此步因为涉及多指针的问题,后面舍弃掉了。

函数之中,需要用到axi-lite指令传递的参数为:

//current varable for loop
int cur_channel_out,cur_channel_in,cur_row_out,cur_col_out;
int filter_col,filter_row;
//network parameters
int stride = weightIn->stride;
int kernelSize=weightIn->kernelSize,kernelSize_2D=weightIn->kernelSize*weightIn->kernelSize;//kernel


//DRAM location offset variable
int output_loc,weight_pre_loc,input_pre_loc,weight_loc,input_loc;
//DRAM three variable pointer
float* weight_ptr=weightIn->pdata;float *input_ptr=pboxIn->pdata;float *output_ptr=outpBox->pdata;


layer_setup:{
	MemoryController::setLayerConfig(weightIn,pboxIn,outpBox);
	ImageCache::setLayerConfig(weightIn,pboxIn);
	WeightsCache::setLayerConfig(weightIn);
};

其中涉及的结构体:

struct Weight
{
    mydataFmt *pdata;
    mydataFmt *pbias;
    int out_ChannelNum;
    int in_ChannelNum;
    int kernelSize;
    int stride;
    int leftPad;
    int rightPad;
};

struct pBox
{
	mydataFmt *pdata;
	int width;
	int height;
	int channel;
};

为后续实现方便,我们一次性将所以的参数均用axilite协议传入FPGA

2.2 IPcore的参数传入(参考)

此步设计多指针的问题,后面舍弃掉了。

//----------------convolution in FPGA-----------------------------------
void convolution_3x3(const Weight *weightIn, const pBox *pboxIn, pBox *outpBox){
//axilite interface	
#pragma HLS INTERFACE s_axilite register port=weightIn->out_ChannelNum bundle=axilite
#pragma HLS INTERFACE s_axilite register port=weightIn->in_ChannelNum bundle=axilite
#pragma HLS INTERFACE s_axilite register port=weightIn->kernelSize bundle=axilite
#pragma HLS INTERFACE s_axilite register port=weightIn->stride bundle=axilite
#pragma HLS INTERFACE s_axilite register port=weightIn->leftPad bundle=axilite
#pragma HLS INTERFACE s_axilite register port=weightIn->rightPad bundle=axilite //weight
#pragma HLS INTERFACE s_axilite register port=pboxIn->width bundle=axilite
#pragma HLS INTERFACE s_axilite register port=pboxIn->height bundle=axilite
#pragma HLS INTERFACE s_axilite register port=pboxIn->channel bundle=axilite  //pboxIn
#pragma HLS INTERFACE s_axilite register port=outpBox->width bundle=axilite
#pragma HLS INTERFACE s_axilite register port=outpBox->height bundle=axilite
#pragma HLS INTERFACE s_axilite register port=outpBox->channel bundle=axilite  //outpBox
//m_axi interface
#pragma HLS INTERFACE m_axi depth=512 port=weightIn->pdata offset=slave bundle=memorybus
#pragma HLS INTERFACE m_axi depth=512 port=pboxIn->pdata offset=slave bundle=memorybus
#pragma HLS INTERFACE m_axi depth=512 port=outpBox->pdata offset=slave bundle=memorybus

按照上面的语句,实现相应的预编译语句

2.3 加入volatile指令

https://baike.baidu.com/item/volatile/10606957?fr=aladdin

这是c代码之中的volatile指令,加volatile指令用于告诉编译器volatile修饰的值要求每次直接读值。

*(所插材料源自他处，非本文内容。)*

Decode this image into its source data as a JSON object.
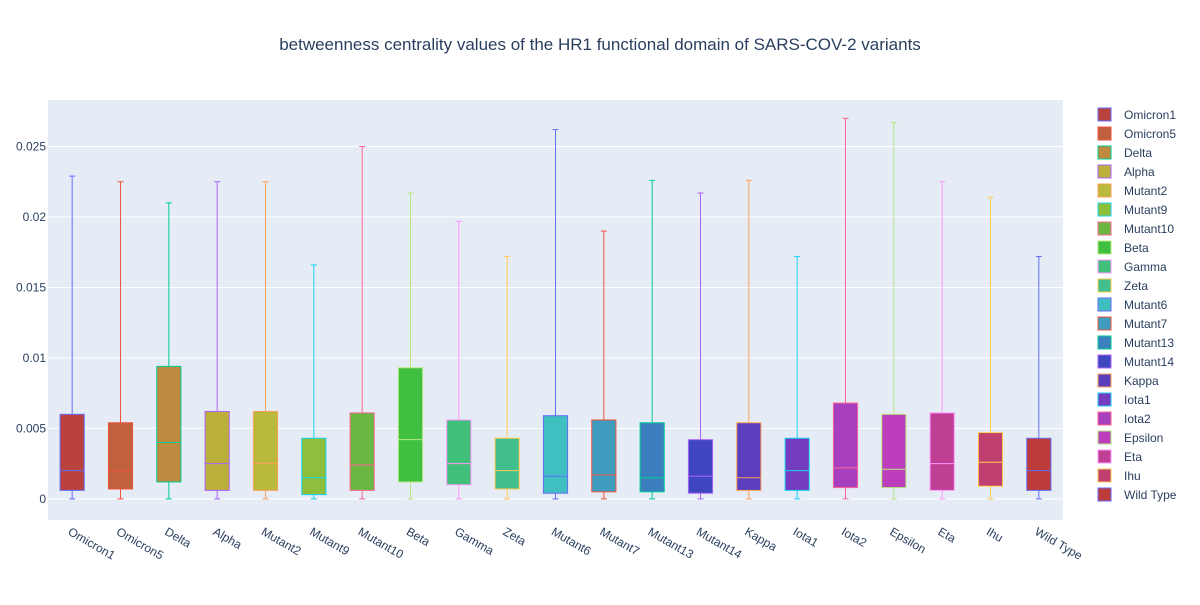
{
  "chart_data": {
    "type": "box",
    "title": "betweenness centrality values of the HR1 functional domain of SARS-COV-2 variants",
    "xlabel": "",
    "ylabel": "",
    "ylim": [
      -0.0015,
      0.0283
    ],
    "yticks": [
      0,
      0.005,
      0.01,
      0.015,
      0.02,
      0.025
    ],
    "ytick_labels": [
      "0",
      "0.005",
      "0.01",
      "0.015",
      "0.02",
      "0.025"
    ],
    "grid": true,
    "legend_position": "right",
    "series": [
      {
        "name": "Omicron1",
        "min": 0,
        "q1": 0.0006,
        "median": 0.002,
        "q3": 0.006,
        "max": 0.0229,
        "color": "#b9413e",
        "line_color": "#636efa"
      },
      {
        "name": "Omicron5",
        "min": 0,
        "q1": 0.0007,
        "median": 0.002,
        "q3": 0.0054,
        "max": 0.0225,
        "color": "#c0603f",
        "line_color": "#ef553b"
      },
      {
        "name": "Delta",
        "min": 0,
        "q1": 0.0012,
        "median": 0.004,
        "q3": 0.0094,
        "max": 0.021,
        "color": "#be8a3f",
        "line_color": "#00cc96"
      },
      {
        "name": "Alpha",
        "min": 0,
        "q1": 0.0006,
        "median": 0.0025,
        "q3": 0.0062,
        "max": 0.0225,
        "color": "#bcb03d",
        "line_color": "#ab63fa"
      },
      {
        "name": "Mutant2",
        "min": 0,
        "q1": 0.0006,
        "median": 0.0025,
        "q3": 0.0062,
        "max": 0.0225,
        "color": "#b9b93c",
        "line_color": "#ffa15a"
      },
      {
        "name": "Mutant9",
        "min": 0,
        "q1": 0.0003,
        "median": 0.0015,
        "q3": 0.0043,
        "max": 0.0166,
        "color": "#8dbe3c",
        "line_color": "#19d3f3"
      },
      {
        "name": "Mutant10",
        "min": 0,
        "q1": 0.0006,
        "median": 0.0024,
        "q3": 0.0061,
        "max": 0.025,
        "color": "#6ab842",
        "line_color": "#ff6692"
      },
      {
        "name": "Beta",
        "min": 0,
        "q1": 0.0012,
        "median": 0.0042,
        "q3": 0.0093,
        "max": 0.0217,
        "color": "#40c040",
        "line_color": "#b6e880"
      },
      {
        "name": "Gamma",
        "min": 0,
        "q1": 0.001,
        "median": 0.0025,
        "q3": 0.0056,
        "max": 0.0197,
        "color": "#40c07a",
        "line_color": "#ff97ff"
      },
      {
        "name": "Zeta",
        "min": 0,
        "q1": 0.0007,
        "median": 0.002,
        "q3": 0.0043,
        "max": 0.0172,
        "color": "#40bf8c",
        "line_color": "#fecb52"
      },
      {
        "name": "Mutant6",
        "min": 0,
        "q1": 0.0004,
        "median": 0.0016,
        "q3": 0.0059,
        "max": 0.0262,
        "color": "#3fbfbf",
        "line_color": "#636efa"
      },
      {
        "name": "Mutant7",
        "min": 0,
        "q1": 0.0005,
        "median": 0.0017,
        "q3": 0.0056,
        "max": 0.019,
        "color": "#3f9cbf",
        "line_color": "#ef553b"
      },
      {
        "name": "Mutant13",
        "min": 0,
        "q1": 0.0005,
        "median": 0.0015,
        "q3": 0.0054,
        "max": 0.0226,
        "color": "#3c7fbf",
        "line_color": "#00cc96"
      },
      {
        "name": "Mutant14",
        "min": 0,
        "q1": 0.0004,
        "median": 0.0016,
        "q3": 0.0042,
        "max": 0.0217,
        "color": "#3f46bf",
        "line_color": "#ab63fa"
      },
      {
        "name": "Kappa",
        "min": 0,
        "q1": 0.0006,
        "median": 0.0015,
        "q3": 0.0054,
        "max": 0.0226,
        "color": "#5a3ebd",
        "line_color": "#ffa15a"
      },
      {
        "name": "Iota1",
        "min": 0,
        "q1": 0.0006,
        "median": 0.002,
        "q3": 0.0043,
        "max": 0.0172,
        "color": "#743dbf",
        "line_color": "#19d3f3"
      },
      {
        "name": "Iota2",
        "min": 0,
        "q1": 0.0008,
        "median": 0.0022,
        "q3": 0.0068,
        "max": 0.027,
        "color": "#a73fbf",
        "line_color": "#ff6692"
      },
      {
        "name": "Epsilon",
        "min": 0,
        "q1": 0.0008,
        "median": 0.0021,
        "q3": 0.006,
        "max": 0.0267,
        "color": "#bd3ebd",
        "line_color": "#b6e880"
      },
      {
        "name": "Eta",
        "min": 0,
        "q1": 0.0006,
        "median": 0.0025,
        "q3": 0.0061,
        "max": 0.0225,
        "color": "#bf3f94",
        "line_color": "#ff97ff"
      },
      {
        "name": "Ihu",
        "min": 0,
        "q1": 0.0009,
        "median": 0.0026,
        "q3": 0.0047,
        "max": 0.0214,
        "color": "#bf3f70",
        "line_color": "#fecb52"
      },
      {
        "name": "Wild Type",
        "min": 0,
        "q1": 0.0006,
        "median": 0.002,
        "q3": 0.0043,
        "max": 0.0172,
        "color": "#bd3b3b",
        "line_color": "#636efa"
      }
    ]
  }
}
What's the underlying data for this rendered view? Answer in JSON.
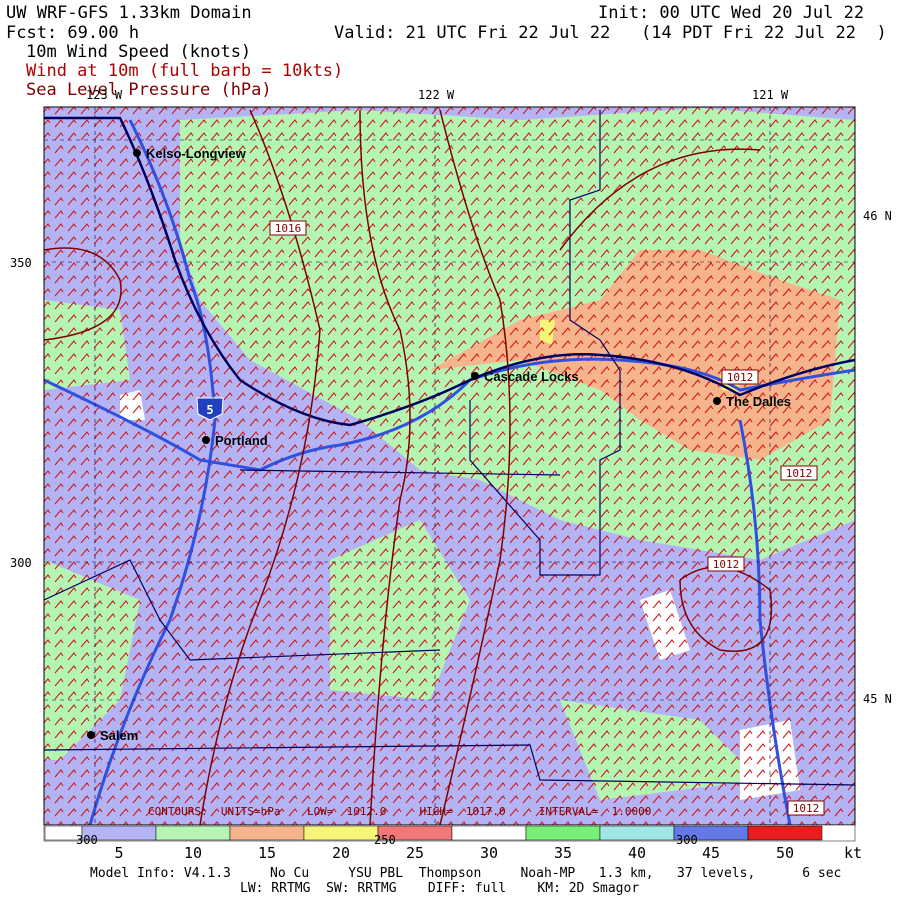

DDR上的调用需要在变量前加入volatile的语句。我们先不加进行实验。发现依然是两个报错,

  • ERROR: [SYNCHK 200-11] src/fpgaAcc.cpp:259: Argument 'weightIn.pdata' of function 'convolution_3x3' (src/fpgaAcc.cpp:45) has an unsynthesizable type (possible cause(s): pointer to pointer or global pointer).
  • weightIn.pdata这个包含着不能被HLS综合的类型,例如指针指向的指针,或者全局变量指针。
  • ERROR: [SYNCHK 200-61] src/fpgaAcc.cpp:174: unsupported memory access on variable 'weightIn.pdata' which is (or contains) an array with unknown size at compile time.
  • weightIn.pdata是一个(或者包含)不知大小的数组。

所以我们需要加入volatile指令来指定相应的接口类型。

加入的位置:更改过程之中,编译器会大量报错,按照编译器的报错依次更令。主要更改为加入强制类型转换。

  • pBox.h之中,weight与pbox的结构体的变量需要变为volatile float
  • network.cpp与.h之中,addbias与prelu函数的输入参数,所有函数
  • mtcnn.cpp之中,与memset相关的,memcpy,和fread
  • initconvandfc,initprelu之中
  • fpgaAcc之中,巨大量的需要更改。

2.4 传入参数更改

传入参数为指针型的结构体,相对复杂,经过HLS实验之后发现此结构体HLS难以编译,所以我们需要对此输入函数进行更改。

神经网络实现于FPGA的难点就是牵一发而动全身。每更改一个变量,就需要把所有相关的变量均进行更改。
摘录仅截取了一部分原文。